Graças aos imigrantes, o número de alunos que participam voluntariamente das aulas de religião sobre o catolicismo não só se manteve como cresceu ligeiramente nos últimos anos no sistema escolar catalão, especialmente em certos bairros e cidades da Catalunha. É o que constata uma recente pesquisa qualitativa conduzida pela Federação dos Professores de Religião da Catalunha (Ferc).

Os dados mais recentes da Conferência Episcopal Espanhola (CEE), referentes ao ano letivo de 2006/7, indicam que três em cada quatro alunos opta por assistir a aulas de religião, no país. O relatório divulgado pela comissão de ensino e catequese da CEE em fevereiro do ano passado revelava uma ligeira queda, de 0,4%, no número de estudantes que optaram por esse curso, no ano passado.

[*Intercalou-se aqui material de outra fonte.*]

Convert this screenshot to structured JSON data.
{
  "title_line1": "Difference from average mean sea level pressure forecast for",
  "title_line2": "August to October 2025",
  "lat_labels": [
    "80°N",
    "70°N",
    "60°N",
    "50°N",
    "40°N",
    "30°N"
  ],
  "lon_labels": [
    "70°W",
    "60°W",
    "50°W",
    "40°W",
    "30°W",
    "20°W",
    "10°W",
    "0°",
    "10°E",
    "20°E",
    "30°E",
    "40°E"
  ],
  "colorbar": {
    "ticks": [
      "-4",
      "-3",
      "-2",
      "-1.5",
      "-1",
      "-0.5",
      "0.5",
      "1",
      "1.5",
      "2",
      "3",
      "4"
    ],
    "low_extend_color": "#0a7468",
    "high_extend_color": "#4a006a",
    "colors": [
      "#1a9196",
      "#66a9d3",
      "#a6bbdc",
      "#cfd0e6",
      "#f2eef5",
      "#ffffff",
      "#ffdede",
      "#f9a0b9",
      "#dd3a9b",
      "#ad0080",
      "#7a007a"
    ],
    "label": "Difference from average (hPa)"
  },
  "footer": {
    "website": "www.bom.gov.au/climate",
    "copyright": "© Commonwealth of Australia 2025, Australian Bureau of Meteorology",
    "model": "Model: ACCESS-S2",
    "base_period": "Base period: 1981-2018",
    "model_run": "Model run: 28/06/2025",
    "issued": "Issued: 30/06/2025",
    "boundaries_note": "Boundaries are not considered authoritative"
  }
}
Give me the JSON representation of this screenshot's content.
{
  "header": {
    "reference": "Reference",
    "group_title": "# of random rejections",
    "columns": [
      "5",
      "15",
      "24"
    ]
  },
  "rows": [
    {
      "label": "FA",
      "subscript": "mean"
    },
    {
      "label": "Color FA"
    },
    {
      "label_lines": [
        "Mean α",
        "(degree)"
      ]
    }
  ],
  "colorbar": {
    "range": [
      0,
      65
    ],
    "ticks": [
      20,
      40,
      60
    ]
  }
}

Na escola primária, mais de 80% dos alunos participam das aulas de religião; no ensino secundário, o total cai a 50% nas escolas públicas e a 69% nas escolas privadas.

Dadas as dimensões desses números nacionais, o impacto da imigração é pequeno, e só perceptível em Madri e na região da costa mediterrânea. Mas os números nacionais não se aplicam à Catalunha, onde a sociedade e as escolas vêm passando por um processo de secularização muito mais intenso nos últimos anos. Menos de metade dos alunos das escalas catalãs optam por assistir às aulas de religião, e essa porcentagem se deve em larga medida à presença de um largo número de escolas católicas nas quais, em termos práticos, participar das aulas de religião é obrigatório.

Nas escolas públicas primárias, apenas 32% dos alunos participam das aulas de religião, na Catalunha, e o índice se reduz a apenas 15% nas escolas secundárias. Já em 2000, diante da persistência dessa queda, os professores de religião da região organizaram um movimento para alertar contra o desaparecimento do ensino religioso na região. Mas a situação melhorou, posteriormente.

Nas escolas onde existem alunos imigrantes, especialmente os latino-americanos, é perceptível um aumento na demanda por aulas de religião católica, mesmo que as famílias dessas crianças se declarem membros de outras religiões. A pesquisa da Ferc serve para ratificar essa constatação.

As aulas de religião parecem apropriadas aos imigrantes, e eles não se importam que elas girem em torno de uma determinada modalidade de religião. Em algumas escolas, de fato, as aulas de religião e as de cultura religiosa, que deveriam ser ministradas por professores de história ou filosofia, terminam se confundindo, diz Bernat Villaronga, da Ferc.

Maïsa Noguera, professora de religião do IES Milá i Fontanals, de Barcelona, sinaliza com toda naturalidade que "em minhas aulas temos alunos latino-americanos mais próximos das religiões evangélicas, e meninas paquistanesas e marroquinas de tradição muçulmana, algumas das quais assistem às aulas usando véus".

Susana Vila, vice-presidente da Ferc, considera que "a aula de religião se converteu, em muitos centros, em um instrumento de integração, e mais, em um dos poucos espaços da escola em que existe debate real entre os alunos imigrantes e os locais". A afirmação, surpreendente, é confirmada por outros professores, na pesquisa citada. "Ninguém gosta de dizê-lo porque é politicamente incorreto", afirma um deles. "Mas a integração nem sempre funciona. Pode-se perceber o fato nos pátios das escolas, onde os alunos imigrantes se agrupam em turmas por nacionalidade, se colocam em pontos separados e ocasionalmente se envolvem em confrontos com outros grupos".

"Para a maioria dos imigrantes, a religião é parte da identidade, e isso é perceptível", disse Villaronga. Já para os católicos, "é uma opção mais pessoal".